Bloomberg, citing a regulatory filing, reported Helios and Matheson will use $5 million of a $6 million loan to pay its processors. The loan was from Hudson Bay. According to the report, the service went down Thursday after processors halted clearing payments for MoviePass. On Friday (July 27) it said service in New York was restored, noted the report.

Under the terms of the loan from Hudson Bay Capital Management, the lender can demand repayment of more than $3 million on Aug. 1 and the remainder on Aug. 5. Proceeds from a stock sale must be used to pay back the loan, reported Bloomberg. If it doesn’t pay it back, it faces a 15 percent annualized penalty until it pays back the money. If the payment is 48 hours late, the interest could jump to 130 percent, noted the report.

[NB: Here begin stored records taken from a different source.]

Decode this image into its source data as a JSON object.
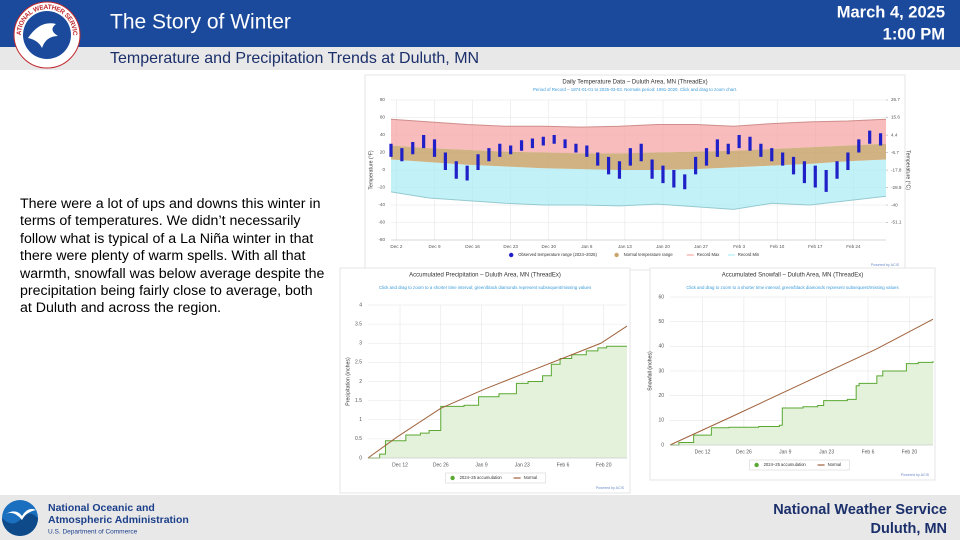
{
  "header": {
    "title": "The Story of Winter",
    "subtitle": "Temperature and Precipitation Trends at Duluth, MN",
    "date": "March 4, 2025",
    "time": "1:00 PM",
    "logo_text": "NATIONAL WEATHER SERVICE"
  },
  "body": {
    "paragraph": "There were a lot of ups and downs this winter in terms of temperatures. We didn’t necessarily follow what is typical of a La Niña winter in that there were plenty of warm spells. With all that warmth, snowfall was below average despite the precipitation being fairly close to average, both at Duluth and across the region."
  },
  "footer": {
    "agency_line1": "National Oceanic and",
    "agency_line2": "Atmospheric Administration",
    "department": "U.S. Department of Commerce",
    "office_line1": "National Weather Service",
    "office_line2": "Duluth, MN"
  },
  "chart_data": [
    {
      "type": "range",
      "title": "Daily Temperature Data – Duluth Area, MN (ThreadEx)",
      "subtitle": "Period of Record – 1874-01-01 to 2025-03-03. Normals period: 1991-2020. Click and drag to zoom chart.",
      "y_label": "Temperature (°F)",
      "y2_label": "Temperature (°C)",
      "xlim": [
        0,
        91
      ],
      "xticks": [
        {
          "value": 1,
          "label": "Dec 2"
        },
        {
          "value": 8,
          "label": "Dec 9"
        },
        {
          "value": 15,
          "label": "Dec 16"
        },
        {
          "value": 22,
          "label": "Dec 23"
        },
        {
          "value": 29,
          "label": "Dec 30"
        },
        {
          "value": 36,
          "label": "Jan 6"
        },
        {
          "value": 43,
          "label": "Jan 13"
        },
        {
          "value": 50,
          "label": "Jan 20"
        },
        {
          "value": 57,
          "label": "Jan 27"
        },
        {
          "value": 64,
          "label": "Feb 3"
        },
        {
          "value": 71,
          "label": "Feb 10"
        },
        {
          "value": 78,
          "label": "Feb 17"
        },
        {
          "value": 85,
          "label": "Feb 24"
        }
      ],
      "ylim": [
        -80,
        80
      ],
      "yticks": [
        -80,
        -60,
        -40,
        -20,
        0,
        20,
        40,
        60,
        80
      ],
      "y2lim": [
        -62.2,
        26.7
      ],
      "y2ticks": [
        -51.1,
        -40,
        -28.9,
        -17.8,
        -6.7,
        4.4,
        15.6,
        26.7
      ],
      "grid": true,
      "series": [
        {
          "name": "Record Max",
          "kind": "upper",
          "color": "#f4a6a4",
          "x": [
            0,
            7,
            14,
            21,
            28,
            35,
            42,
            49,
            56,
            63,
            70,
            77,
            84,
            91
          ],
          "values": [
            58,
            55,
            52,
            50,
            50,
            49,
            50,
            52,
            52,
            50,
            53,
            55,
            56,
            58
          ]
        },
        {
          "name": "Record Min",
          "kind": "lower",
          "color": "#aeeef4",
          "x": [
            0,
            7,
            14,
            21,
            28,
            35,
            42,
            49,
            56,
            63,
            70,
            77,
            84,
            91
          ],
          "values": [
            -25,
            -32,
            -35,
            -38,
            -40,
            -40,
            -41,
            -39,
            -42,
            -45,
            -38,
            -40,
            -35,
            -30
          ]
        },
        {
          "name": "Normal temperature range",
          "kind": "band",
          "color": "#c9a46c",
          "x": [
            0,
            7,
            14,
            21,
            28,
            35,
            42,
            49,
            56,
            63,
            70,
            77,
            84,
            91
          ],
          "high": [
            28,
            25,
            23,
            21,
            20,
            19,
            19,
            20,
            21,
            22,
            24,
            26,
            28,
            30
          ],
          "low": [
            12,
            9,
            6,
            4,
            2,
            1,
            0,
            0,
            1,
            3,
            5,
            7,
            10,
            12
          ]
        },
        {
          "name": "Observed temperature range (2024–2025)",
          "kind": "bars",
          "color": "#2020c8",
          "x": [
            0,
            2,
            4,
            6,
            8,
            10,
            12,
            14,
            16,
            18,
            20,
            22,
            24,
            26,
            28,
            30,
            32,
            34,
            36,
            38,
            40,
            42,
            44,
            46,
            48,
            50,
            52,
            54,
            56,
            58,
            60,
            62,
            64,
            66,
            68,
            70,
            72,
            74,
            76,
            78,
            80,
            82,
            84,
            86,
            88,
            90
          ],
          "high": [
            30,
            25,
            32,
            40,
            35,
            20,
            10,
            5,
            18,
            25,
            30,
            28,
            34,
            36,
            38,
            40,
            35,
            30,
            28,
            20,
            15,
            10,
            25,
            30,
            12,
            5,
            0,
            -5,
            15,
            25,
            35,
            30,
            40,
            38,
            30,
            25,
            20,
            15,
            10,
            5,
            0,
            10,
            20,
            35,
            45,
            42
          ],
          "low": [
            15,
            10,
            18,
            25,
            15,
            0,
            -10,
            -12,
            0,
            10,
            15,
            18,
            22,
            25,
            28,
            30,
            25,
            20,
            15,
            5,
            -5,
            -10,
            5,
            10,
            -10,
            -15,
            -20,
            -22,
            -5,
            5,
            15,
            18,
            25,
            22,
            15,
            10,
            5,
            -5,
            -15,
            -20,
            -25,
            -10,
            0,
            20,
            30,
            28
          ]
        }
      ],
      "credit": "Powered by ACIS"
    },
    {
      "type": "line",
      "title": "Accumulated Precipitation – Duluth Area, MN (ThreadEx)",
      "subtitle": "Click and drag to zoom to a shorter time interval; green/black diamonds represent subsequent/missing values",
      "y_label": "Precipitation (inches)",
      "xlim": [
        0,
        89
      ],
      "xticks": [
        {
          "value": 11,
          "label": "Dec 12"
        },
        {
          "value": 25,
          "label": "Dec 26"
        },
        {
          "value": 39,
          "label": "Jan 9"
        },
        {
          "value": 53,
          "label": "Jan 23"
        },
        {
          "value": 67,
          "label": "Feb 6"
        },
        {
          "value": 81,
          "label": "Feb 20"
        }
      ],
      "ylim": [
        0,
        4
      ],
      "yticks": [
        0,
        0.5,
        1,
        1.5,
        2,
        2.5,
        3,
        3.5,
        4
      ],
      "grid": true,
      "series": [
        {
          "name": "2024–25 accumulation",
          "color": "#5aa832",
          "fill": "#e4f2dc",
          "step": true,
          "x": [
            0,
            4,
            6,
            13,
            18,
            21,
            25,
            33,
            38,
            45,
            51,
            55,
            60,
            63,
            66,
            70,
            75,
            79,
            82,
            89
          ],
          "values": [
            0,
            0.1,
            0.45,
            0.6,
            0.65,
            0.72,
            1.35,
            1.38,
            1.6,
            1.68,
            1.95,
            2.0,
            2.15,
            2.45,
            2.6,
            2.7,
            2.8,
            2.88,
            2.92,
            2.92
          ]
        },
        {
          "name": "Normal",
          "color": "#a0623c",
          "x": [
            0,
            10,
            25,
            40,
            55,
            70,
            80,
            89
          ],
          "values": [
            0,
            0.55,
            1.3,
            1.8,
            2.25,
            2.7,
            3.0,
            3.45
          ]
        }
      ],
      "credit": "Powered by ACIS"
    },
    {
      "type": "line",
      "title": "Accumulated Snowfall – Duluth Area, MN (ThreadEx)",
      "subtitle": "Click and drag to zoom to a shorter time interval; green/black diamonds represent subsequent/missing values",
      "y_label": "Snowfall (inches)",
      "xlim": [
        0,
        89
      ],
      "xticks": [
        {
          "value": 11,
          "label": "Dec 12"
        },
        {
          "value": 25,
          "label": "Dec 26"
        },
        {
          "value": 39,
          "label": "Jan 9"
        },
        {
          "value": 53,
          "label": "Jan 23"
        },
        {
          "value": 67,
          "label": "Feb 6"
        },
        {
          "value": 81,
          "label": "Feb 20"
        }
      ],
      "ylim": [
        0,
        60
      ],
      "yticks": [
        0,
        10,
        20,
        30,
        40,
        50,
        60
      ],
      "grid": true,
      "series": [
        {
          "name": "2024–25 accumulation",
          "color": "#5aa832",
          "fill": "#e4f2dc",
          "step": true,
          "x": [
            0,
            3,
            8,
            14,
            20,
            30,
            37,
            38,
            45,
            50,
            52,
            60,
            63,
            64,
            70,
            72,
            80,
            84,
            89
          ],
          "values": [
            0,
            1,
            4,
            7,
            7.2,
            7.5,
            8,
            15,
            15.5,
            16,
            18,
            18.5,
            24,
            25,
            28,
            30,
            33,
            33.5,
            34
          ]
        },
        {
          "name": "Normal",
          "color": "#a0623c",
          "x": [
            0,
            20,
            45,
            70,
            89
          ],
          "values": [
            0,
            11,
            25,
            39,
            51
          ]
        }
      ],
      "credit": "Powered by ACIS"
    }
  ]
}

MoviePass said on Twitter Thursday (July 26) that it was “investigating an issue that is preventing users from checking in to movies.” It said in a later tweet that the issue “is not with our card processor partners.” Last week, Helios and Matheson announced it will institute a reverse stock split of its issued and outstanding common stock. In a press release, Helios and Matheson said that, at a special meeting of stockholders held on July 23, shareholders approved the one-time reverse stock split of its common stock, at a ratio of one share-for-two shares up to a ratio of one share-for-250 shares. Following the special meeting of stockholders, the Board of Directors approved the reverse stock split at a ratio of one-for-250. The stock started trading on the split-adjusted basis Wednesday (July 25).

“We believe this is an important step that will facilitate our access to capital over the next several years and enable us to implement our growth plans for MoviePass, MoviePass Films, and MoviePass Ventures, and will enable us to pursue potential acquisitions to grow our business,” said Ted Farnsworth, Chief Executive Officer and Chairman of Helios and Matheson, in the press release. “With greater access to capital, we expect to solidify our position as the Number One movie theater subscription service in the U.S. and continue to revolutionize the movie industry.”